Regional support teams are essential for conducting targeted resilience assessments, yet many agencies face staffing shortages and high turnover. How does a lack of local personnel impact the rollout of critical safety initiatives, and what steps should be taken to fill these high-priority technical vacancies?
When you lose local experts due to layoffs, retirements, or forced relocations, you lose the “institutional memory” of how a specific town’s power grid or water treatment plant actually breathes, which makes high-level guidance from Washington feel disconnected and theoretical. A lack of boots-on-the-ground personnel means that “targeted assessments” take longer to start, leaving vulnerable facilities in the dark about their own weaknesses while adversaries like Volt Typhoon continue to lurk in their networks.
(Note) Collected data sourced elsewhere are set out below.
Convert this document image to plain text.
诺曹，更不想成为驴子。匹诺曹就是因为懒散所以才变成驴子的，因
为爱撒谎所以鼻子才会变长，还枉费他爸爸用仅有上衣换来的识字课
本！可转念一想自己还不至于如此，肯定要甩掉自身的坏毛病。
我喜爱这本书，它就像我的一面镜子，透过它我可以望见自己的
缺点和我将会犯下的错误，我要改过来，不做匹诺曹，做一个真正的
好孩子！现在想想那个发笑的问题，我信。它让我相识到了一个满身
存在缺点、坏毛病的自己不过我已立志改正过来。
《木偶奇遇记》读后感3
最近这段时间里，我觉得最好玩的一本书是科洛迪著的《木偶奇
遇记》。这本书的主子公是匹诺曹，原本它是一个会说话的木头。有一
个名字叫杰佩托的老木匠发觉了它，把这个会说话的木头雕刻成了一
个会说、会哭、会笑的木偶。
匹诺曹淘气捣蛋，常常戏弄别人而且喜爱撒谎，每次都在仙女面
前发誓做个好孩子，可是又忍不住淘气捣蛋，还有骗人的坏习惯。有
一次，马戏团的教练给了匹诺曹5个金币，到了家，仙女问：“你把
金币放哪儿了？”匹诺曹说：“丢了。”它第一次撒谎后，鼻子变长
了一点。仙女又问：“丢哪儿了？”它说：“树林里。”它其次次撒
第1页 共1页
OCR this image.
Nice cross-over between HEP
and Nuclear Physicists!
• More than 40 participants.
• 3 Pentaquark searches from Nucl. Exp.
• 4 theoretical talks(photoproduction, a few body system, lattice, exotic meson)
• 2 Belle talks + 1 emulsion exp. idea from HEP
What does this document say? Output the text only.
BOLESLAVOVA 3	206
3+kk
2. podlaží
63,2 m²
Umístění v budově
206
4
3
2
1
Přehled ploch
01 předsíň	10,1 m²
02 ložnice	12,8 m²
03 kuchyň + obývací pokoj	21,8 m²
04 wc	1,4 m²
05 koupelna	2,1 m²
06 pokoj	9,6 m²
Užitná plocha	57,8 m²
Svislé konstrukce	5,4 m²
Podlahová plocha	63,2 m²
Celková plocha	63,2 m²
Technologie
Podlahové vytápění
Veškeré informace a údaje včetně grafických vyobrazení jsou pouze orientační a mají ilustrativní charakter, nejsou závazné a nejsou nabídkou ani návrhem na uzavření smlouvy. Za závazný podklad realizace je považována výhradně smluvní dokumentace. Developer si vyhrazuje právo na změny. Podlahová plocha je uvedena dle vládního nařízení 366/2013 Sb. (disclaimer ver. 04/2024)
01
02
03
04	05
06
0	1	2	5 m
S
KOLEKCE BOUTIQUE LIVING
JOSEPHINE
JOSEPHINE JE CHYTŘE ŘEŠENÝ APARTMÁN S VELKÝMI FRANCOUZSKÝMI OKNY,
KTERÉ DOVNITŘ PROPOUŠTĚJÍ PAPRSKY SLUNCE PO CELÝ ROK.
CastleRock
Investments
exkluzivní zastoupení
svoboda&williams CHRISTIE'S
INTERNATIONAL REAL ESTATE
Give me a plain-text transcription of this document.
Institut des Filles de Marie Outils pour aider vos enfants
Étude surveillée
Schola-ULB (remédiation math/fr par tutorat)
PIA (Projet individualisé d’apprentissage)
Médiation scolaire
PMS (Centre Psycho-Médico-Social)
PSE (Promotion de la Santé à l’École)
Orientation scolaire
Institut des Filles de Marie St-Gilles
The recent approval to hire 329 new employees is a vital step toward plugging these gaps, but we must prioritize placing these hires in regional offices where they can build long-term relationships with local operators. Filling these vacancies isn’t just about HR; it’s about recruiting specialists who are willing to spend time in the field, literally walking the floor of a plant to understand its unique quirks, which is the only way to ensure these safety initiatives actually stick.
What is your forecast for the security of critical infrastructure?
My forecast is that we are entering an era of “defensive regionalism,” where the global interconnectivity we spent decades building will be intentionally throttled in favor of local survivability. Within the next few years, I expect to see a surge in “break-glass” engineering, where facilities install physical hardware kill-switches as a standard response to the growing threat of state-sponsored sabotage. While the digital threats from actors like China are becoming more sophisticated, the focus on isolation and manual recovery—modeled after the proactive 2025 Australian strategies—will create a much harder target for adversaries. We will likely see a period of intense “hardening” where operators stop viewing cybersecurity as a software problem and start treating it as a core component of mechanical engineering and national survival.